JAKARTA - Museum Nasional alias Museum Gajah, yang berada di jalan Merdeka Barat nomor 12, Jakarta Pusat, punya banyak cerita. Salah satunya tentang julukan Gedung Jodoh untuk museum ini di tahun 1950-an.
Wahyono Martowkrido dalam bukunya berjudul Cerita dari Gedung Arca, menceritakan musabab gedung itu disebut Gedung Jodoh. Wahyono merupakan pekerja di Museum Nasional periode 1964-1998.
"Setiap harinya, apalagi kalau hari Minggu banyak pengunjung berbondong-bondong sekedar untuk melihat-lihat koleksi atau iseng-iseng melihat-lihat orang yang berpasang-pasangan. Inilah yang menyebabkan gedung museum itu terkenal dengan sebutan 'gedung jodoh istimewa', malahan didendangkan dalam nyanyian,” kata Wahyono.
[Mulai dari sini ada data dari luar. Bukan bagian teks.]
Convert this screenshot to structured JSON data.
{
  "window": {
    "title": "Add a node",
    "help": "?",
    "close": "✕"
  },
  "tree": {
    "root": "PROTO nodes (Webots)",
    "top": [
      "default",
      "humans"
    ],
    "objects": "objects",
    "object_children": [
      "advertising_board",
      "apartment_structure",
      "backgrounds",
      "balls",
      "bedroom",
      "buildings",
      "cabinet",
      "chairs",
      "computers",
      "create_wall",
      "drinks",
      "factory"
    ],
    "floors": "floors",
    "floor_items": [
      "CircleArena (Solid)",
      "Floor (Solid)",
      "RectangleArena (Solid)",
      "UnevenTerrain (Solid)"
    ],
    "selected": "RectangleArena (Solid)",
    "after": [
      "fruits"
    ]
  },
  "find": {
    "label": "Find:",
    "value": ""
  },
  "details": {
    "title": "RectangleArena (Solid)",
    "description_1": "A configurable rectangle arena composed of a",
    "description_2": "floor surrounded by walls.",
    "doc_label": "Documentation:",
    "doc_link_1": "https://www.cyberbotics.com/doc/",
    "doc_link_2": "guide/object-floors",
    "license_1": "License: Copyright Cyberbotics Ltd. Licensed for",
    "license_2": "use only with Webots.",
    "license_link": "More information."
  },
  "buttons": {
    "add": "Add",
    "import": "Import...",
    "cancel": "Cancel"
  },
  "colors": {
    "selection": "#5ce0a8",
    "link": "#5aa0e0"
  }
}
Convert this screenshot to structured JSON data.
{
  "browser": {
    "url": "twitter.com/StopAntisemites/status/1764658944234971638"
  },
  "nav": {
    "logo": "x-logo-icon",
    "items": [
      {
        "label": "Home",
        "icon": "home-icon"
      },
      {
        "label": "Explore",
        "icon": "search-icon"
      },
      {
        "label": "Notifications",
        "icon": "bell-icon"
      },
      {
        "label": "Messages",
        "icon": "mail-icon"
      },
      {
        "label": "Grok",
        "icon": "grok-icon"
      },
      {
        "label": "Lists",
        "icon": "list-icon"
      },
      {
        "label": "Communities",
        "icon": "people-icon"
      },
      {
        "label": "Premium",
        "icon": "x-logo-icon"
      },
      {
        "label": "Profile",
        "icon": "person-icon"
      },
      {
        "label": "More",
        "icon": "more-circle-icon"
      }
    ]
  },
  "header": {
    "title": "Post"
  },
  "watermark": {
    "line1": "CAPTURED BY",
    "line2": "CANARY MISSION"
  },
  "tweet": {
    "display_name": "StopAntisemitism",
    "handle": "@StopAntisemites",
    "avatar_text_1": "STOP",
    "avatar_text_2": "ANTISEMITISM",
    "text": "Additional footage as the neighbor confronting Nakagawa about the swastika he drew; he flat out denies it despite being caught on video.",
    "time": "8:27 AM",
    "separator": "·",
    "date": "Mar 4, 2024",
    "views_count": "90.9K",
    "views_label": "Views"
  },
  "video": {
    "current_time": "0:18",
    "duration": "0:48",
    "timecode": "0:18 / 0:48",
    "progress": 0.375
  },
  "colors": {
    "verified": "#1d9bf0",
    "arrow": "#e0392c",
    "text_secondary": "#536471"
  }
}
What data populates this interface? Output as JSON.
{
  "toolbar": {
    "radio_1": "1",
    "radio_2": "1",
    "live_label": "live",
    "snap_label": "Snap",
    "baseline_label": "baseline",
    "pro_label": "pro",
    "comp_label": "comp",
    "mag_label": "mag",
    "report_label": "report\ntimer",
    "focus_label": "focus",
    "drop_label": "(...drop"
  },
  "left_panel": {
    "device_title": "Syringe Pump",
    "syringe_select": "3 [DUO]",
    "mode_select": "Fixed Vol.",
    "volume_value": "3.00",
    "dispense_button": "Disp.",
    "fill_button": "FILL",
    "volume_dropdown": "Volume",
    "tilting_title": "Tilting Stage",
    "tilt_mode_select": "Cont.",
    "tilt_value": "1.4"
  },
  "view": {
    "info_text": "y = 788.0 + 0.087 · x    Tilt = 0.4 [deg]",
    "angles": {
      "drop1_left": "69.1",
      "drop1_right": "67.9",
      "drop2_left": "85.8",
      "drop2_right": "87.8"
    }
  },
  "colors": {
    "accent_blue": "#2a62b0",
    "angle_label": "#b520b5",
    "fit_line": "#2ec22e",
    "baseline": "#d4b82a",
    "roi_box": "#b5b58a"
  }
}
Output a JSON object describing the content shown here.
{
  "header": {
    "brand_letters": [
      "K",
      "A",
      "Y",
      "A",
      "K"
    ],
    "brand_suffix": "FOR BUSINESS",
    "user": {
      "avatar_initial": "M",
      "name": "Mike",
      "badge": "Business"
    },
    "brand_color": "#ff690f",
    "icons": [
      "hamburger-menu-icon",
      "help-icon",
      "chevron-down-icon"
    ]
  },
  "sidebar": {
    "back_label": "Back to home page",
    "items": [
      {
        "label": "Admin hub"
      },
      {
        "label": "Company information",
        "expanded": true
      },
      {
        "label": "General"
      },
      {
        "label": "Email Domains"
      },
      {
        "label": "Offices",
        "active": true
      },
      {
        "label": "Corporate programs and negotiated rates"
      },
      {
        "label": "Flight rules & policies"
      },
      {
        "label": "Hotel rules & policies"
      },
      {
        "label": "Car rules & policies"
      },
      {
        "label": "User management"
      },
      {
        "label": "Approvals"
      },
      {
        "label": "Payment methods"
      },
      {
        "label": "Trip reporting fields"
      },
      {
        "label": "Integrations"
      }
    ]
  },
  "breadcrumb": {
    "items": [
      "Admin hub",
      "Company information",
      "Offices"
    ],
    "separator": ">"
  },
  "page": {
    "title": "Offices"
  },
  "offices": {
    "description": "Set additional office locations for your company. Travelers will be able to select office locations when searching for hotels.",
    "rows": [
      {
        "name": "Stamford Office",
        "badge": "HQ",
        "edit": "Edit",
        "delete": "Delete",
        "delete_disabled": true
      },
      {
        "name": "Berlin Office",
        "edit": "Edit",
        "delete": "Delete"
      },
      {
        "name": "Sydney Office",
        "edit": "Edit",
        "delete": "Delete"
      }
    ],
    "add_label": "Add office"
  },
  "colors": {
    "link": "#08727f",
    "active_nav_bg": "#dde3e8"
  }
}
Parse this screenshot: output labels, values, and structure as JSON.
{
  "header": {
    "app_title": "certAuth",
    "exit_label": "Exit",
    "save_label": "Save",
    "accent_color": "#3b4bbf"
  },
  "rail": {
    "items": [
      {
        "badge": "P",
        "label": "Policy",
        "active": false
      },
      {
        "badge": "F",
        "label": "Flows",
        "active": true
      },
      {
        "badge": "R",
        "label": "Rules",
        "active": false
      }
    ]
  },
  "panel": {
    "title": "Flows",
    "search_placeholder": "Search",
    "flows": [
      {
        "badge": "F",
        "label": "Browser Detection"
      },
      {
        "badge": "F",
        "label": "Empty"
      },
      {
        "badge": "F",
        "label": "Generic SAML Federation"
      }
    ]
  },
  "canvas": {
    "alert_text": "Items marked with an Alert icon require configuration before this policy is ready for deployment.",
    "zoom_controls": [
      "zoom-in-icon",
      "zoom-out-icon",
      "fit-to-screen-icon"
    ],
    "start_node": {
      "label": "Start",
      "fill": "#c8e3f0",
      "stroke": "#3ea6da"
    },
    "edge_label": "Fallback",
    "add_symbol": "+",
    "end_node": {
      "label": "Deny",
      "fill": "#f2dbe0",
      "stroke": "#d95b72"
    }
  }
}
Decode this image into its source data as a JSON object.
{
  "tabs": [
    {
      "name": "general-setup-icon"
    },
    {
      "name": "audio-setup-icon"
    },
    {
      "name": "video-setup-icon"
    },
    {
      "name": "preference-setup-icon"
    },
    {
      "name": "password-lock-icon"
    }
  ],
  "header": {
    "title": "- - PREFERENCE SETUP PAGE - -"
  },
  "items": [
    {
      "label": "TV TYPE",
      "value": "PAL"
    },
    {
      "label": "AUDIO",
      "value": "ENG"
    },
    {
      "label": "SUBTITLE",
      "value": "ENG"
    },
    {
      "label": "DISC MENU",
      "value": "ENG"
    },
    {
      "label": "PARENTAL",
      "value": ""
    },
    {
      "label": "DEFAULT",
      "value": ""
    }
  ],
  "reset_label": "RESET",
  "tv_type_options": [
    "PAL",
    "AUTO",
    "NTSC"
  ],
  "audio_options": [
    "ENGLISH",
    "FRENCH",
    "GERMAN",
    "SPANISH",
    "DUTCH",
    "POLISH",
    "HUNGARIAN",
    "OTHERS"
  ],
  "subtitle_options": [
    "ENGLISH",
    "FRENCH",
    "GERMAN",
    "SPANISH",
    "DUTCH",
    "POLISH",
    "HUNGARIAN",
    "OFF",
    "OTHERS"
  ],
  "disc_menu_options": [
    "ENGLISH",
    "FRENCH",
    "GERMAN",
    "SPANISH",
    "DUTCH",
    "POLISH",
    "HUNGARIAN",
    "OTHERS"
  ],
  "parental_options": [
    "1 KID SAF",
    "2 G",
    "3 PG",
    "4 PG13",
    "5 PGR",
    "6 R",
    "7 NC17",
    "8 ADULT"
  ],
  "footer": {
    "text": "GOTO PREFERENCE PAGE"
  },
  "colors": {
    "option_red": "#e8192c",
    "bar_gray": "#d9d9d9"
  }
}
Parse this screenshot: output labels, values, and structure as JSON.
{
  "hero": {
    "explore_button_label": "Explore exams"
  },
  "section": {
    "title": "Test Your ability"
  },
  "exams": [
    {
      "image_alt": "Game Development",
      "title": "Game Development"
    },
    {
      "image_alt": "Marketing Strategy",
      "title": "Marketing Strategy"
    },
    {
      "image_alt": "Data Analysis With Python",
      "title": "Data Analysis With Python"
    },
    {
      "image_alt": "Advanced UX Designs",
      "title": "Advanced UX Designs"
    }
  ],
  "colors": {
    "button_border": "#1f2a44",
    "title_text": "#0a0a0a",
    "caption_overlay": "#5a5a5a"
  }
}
Gedung ini tadinya dijadikan sebagai Bataviasche Genootschap van kunsten en Wetenschappen (perkumpulan untuk seni dan ilmu pengetahuan). Di tempat ini, beragam pertunjukan digelar dan menjadi tempat mencari hiburan.
Meski dinamakan Gedung Jodoh, tapi mereka yang pacaran di tempat ini dilarang melakukan tindakan tak senonoh. Wahyu punya cerita, sempat ada penjaga tua yang menegur pasangan yang sedang pacaran untuk mencegah perbuatan yang tidak sopan. Setelah ditegur, muda-mudi yang berpacaran tadi meminta maaf dan meninggalkan museum ini.
"Maaf tuan. Di dalam museum ini banyak benda-benda keramat. Banyak pula penunggunya. Sebaiknya jangan berbuat senonoh di sini. Itu kalau tuan ingin supaya hubungan tuan dengan Nona ini tetap langgeng," cerita Wahyono.
BACA JUGA:
Sejarawan JJ Rizal mengatakan, julukan Gedung Jodoh untuk Museum Nasional diawali karena tempat itu sering menghelat pertunjukan musik. Lama-lama, tempat ini jadi tempat untuk kongko.
"Saat itulah muda-mudi amprok dan akhirnya ketemu jodoh di museum. Mereka semakin bertambah ramai di akhir pekan, apalagi saat hari Lebaran tiba. Maka pengunjung akan tumpah ruah," tutur JJ Rizal berbincang dengan VOI beberapa waktu lalu.
Cerita soal Gedung Jodoh juga ditulis Alwi Shahab dalam Batavia Kota Hantu, di bagian cerita Pacaran di Gedung jodoh.
Ia menggambarkan, gedung ini selalu ramai dikunjungi anak-anak muda. Pada tahun 1950-an, pengunjung mencapai ribuan per hari, dan akan ramai pada malam Minggu. Namun, pada berjalannya waktu, pengunjung museum itu hanya 100 orang per hari.
"Di gedung inilah tiap Ahad pagi, para gadis yang berdandan seelok mungkin, rambut dirol meniru noni-noni Belanda dan para perjaka yang berjambul saling pandang. Asal penampilan yahud dan punya keberanian, pacaran bisa berjalan mulus. Seperti si Mamad ketika menegur seorang gadis mengenakan rok warna merah, memberanikan diri bertanya, ‘Sendirian, nih?’ Dijawab, ‘Bedua ame yang nanya.’ cerita Alwi Shahab.
Elie Mulyadi dalam bukunya berjudul Menemukan Impian Hati juga menyinggung cerita soal Gedung Jodoh ini.
Ia menuliskan, "saat Melewati Merdeka Barat jalanan agak macet. Dan disitulah pandangan ku terpaku ke gedung Museum pusat. Dulu, di gedung museum pusat ada perpustakaan. Juga dulu, gedung itu dikenal sebagai gedung jodoh. Karena menurut pegawai-pegawai perpustakaan disana, sejak zaman Belanda banyak yang menemukan jodoh disana. Termasuk aku dan Denny.”